Preparing in the right way for an important interview means covering a few key areas – what are some of the main things that you should be focusing on, from researching a post, through to preparing a portfolio, and ensuring that you are psychologically ready on the day of the interview?
It’s also important to be able to anticipate questions before an interview and to be able to prepare for rejection, while still being able to learn from problems and build on them for your next interview.
1. Researching the Post
You’ve received an invitation for an interview, and now have to wait for the date – during this time, you should go back over a job application pack to check all the specifications for the post that you’ve been given.
Read through your CV and covering letter to check that you’re able to elaborate on points, and read up on a job online. You can gain a broader understanding of what a business or institution does and can be prepared to discuss topics and issues around a job or industry.
2. Preparing a Portfolio and Documents
You may be required to prepare a portfolio and other documents to bring with you for an interview; double-check your application materials to see what you need to bring with you, which might include invitations letters, a CV, and application forms – take notes and have them to hand if you need to develop points.
Check to see whether or not you’ll need to present your work, and if there’s nothing specific in the job advert, keep a portfolio in a bag ready in case they do ask to see it.
3. Anticipate Questions
While it’s impossible to know exactly what an interviewer will ask you, there are some common questions that tend to come up again and again in these situations – they may ask you for examples of where you went above and beyond in a job, and how you dealt with certain challenges.
Make sure that you can also talk about problems with other jobs in a reflective way, and have a statement roughly prepared for why you want a particular job, and what you’ll bring to the role.
Similarly, consider asking friends and family to test you with questions, and to time yourself with how long you spend answering them – you don’t want to ramble on too long, but you should also avoid having a specific script that you stick to.
4. Personal Preparation
On the day of an interview, make sure you have plenty of time to get ready, and to get to a meeting – take a taxi if you’re unsure about public transport or routes. In the days before an interview, consider getting a hair cut, and make sure that you have an outfit set up and ready to on the day.

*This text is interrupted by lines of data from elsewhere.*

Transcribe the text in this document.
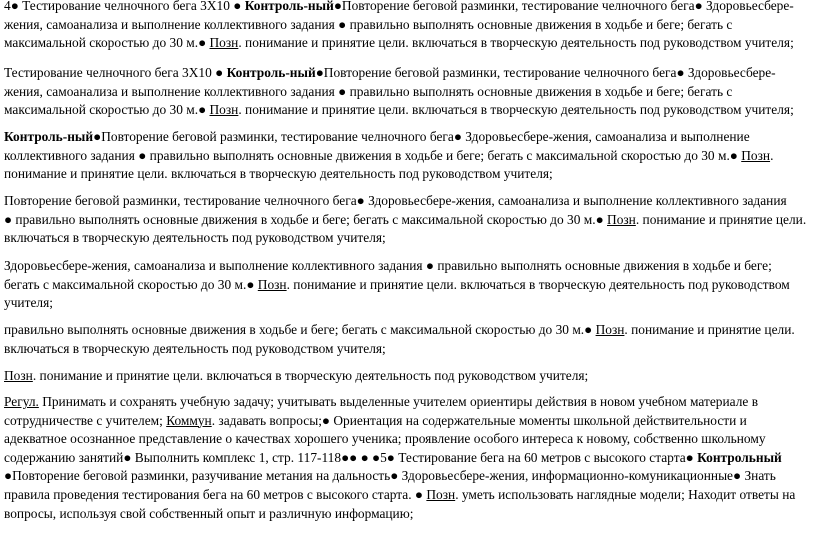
4● Тестирование челночного бега 3Х10 ● Контроль-ный●Повторение беговой разминки, тестирование челночного бега● Здоровьесбере-
жения, самоанализа и выполнение коллективного задания ● правильно выполнять основные движения в ходьбе и беге; бегать с
максимальной скоростью до 30 м.● Позн. понимание и принятие цели. включаться в творческую деятельность под руководством учителя;
Тестирование челночного бега 3Х10 ● Контроль-ный●Повторение беговой разминки, тестирование челночного бега● Здоровьесбере-
жения, самоанализа и выполнение коллективного задания ● правильно выполнять основные движения в ходьбе и беге; бегать с
максимальной скоростью до 30 м.● Позн. понимание и принятие цели. включаться в творческую деятельность под руководством учителя;
Контроль-ный●Повторение беговой разминки, тестирование челночного бега● Здоровьесбере-жения, самоанализа и выполнение
коллективного задания ● правильно выполнять основные движения в ходьбе и беге; бегать с максимальной скоростью до 30 м.● Позн.
понимание и принятие цели. включаться в творческую деятельность под руководством учителя;
Повторение беговой разминки, тестирование челночного бега● Здоровьесбере-жения, самоанализа и выполнение коллективного задания
● правильно выполнять основные движения в ходьбе и беге; бегать с максимальной скоростью до 30 м.● Позн. понимание и принятие цели.
включаться в творческую деятельность под руководством учителя;
Здоровьесбере-жения, самоанализа и выполнение коллективного задания ● правильно выполнять основные движения в ходьбе и беге;
бегать с максимальной скоростью до 30 м.● Позн. понимание и принятие цели. включаться в творческую деятельность под руководством
учителя;
правильно выполнять основные движения в ходьбе и беге; бегать с максимальной скоростью до 30 м.● Позн. понимание и принятие цели.
включаться в творческую деятельность под руководством учителя;
Позн. понимание и принятие цели. включаться в творческую деятельность под руководством учителя;
Регул. Принимать и сохранять учебную задачу; учитывать выделенные учителем ориентиры действия в новом учебном материале в
сотрудничестве с учителем; Коммун. задавать вопросы;● Ориентация на содержательные моменты школьной действительности и
адекватное осознанное представление о качествах хорошего ученика; проявление особого интереса к новому, собственно школьному
содержанию занятий● Выполнить комплекс 1, стр. 117-118●● ● ●5● Тестирование бега на 60 метров с высокого старта● Контрольный
●Повторение беговой разминки, разучивание метания на дальность● Здоровьесбере-жения, информационно-комуникационные● Знать
правила проведения тестирования бега на 60 метров с высокого старта. ● Позн. уметь использовать наглядные модели; Находит ответы на
вопросы, используя свой собственный опыт и различную информацию;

Try to avoid smoking or drinking alcohol the night before an interview, and get plenty of sleep the night before. Making a good first impression with your appearance can help to avoid any difficulties at the start of an interview.
5. Reflecting on an Interview
If you don’t get offered a job or called back after an interview, make sure that you’ve prepared for this eventuality – this doesn’t mean that you shouldn’t have confidence in yourself or the post but means that you have to take a broader perspective on the situation.
The position may not be right for you, or you might have been thrown by certain questions – remember to reflect on an interview, and to get feedback from interviewers if you can about what you can focus on improving in the future.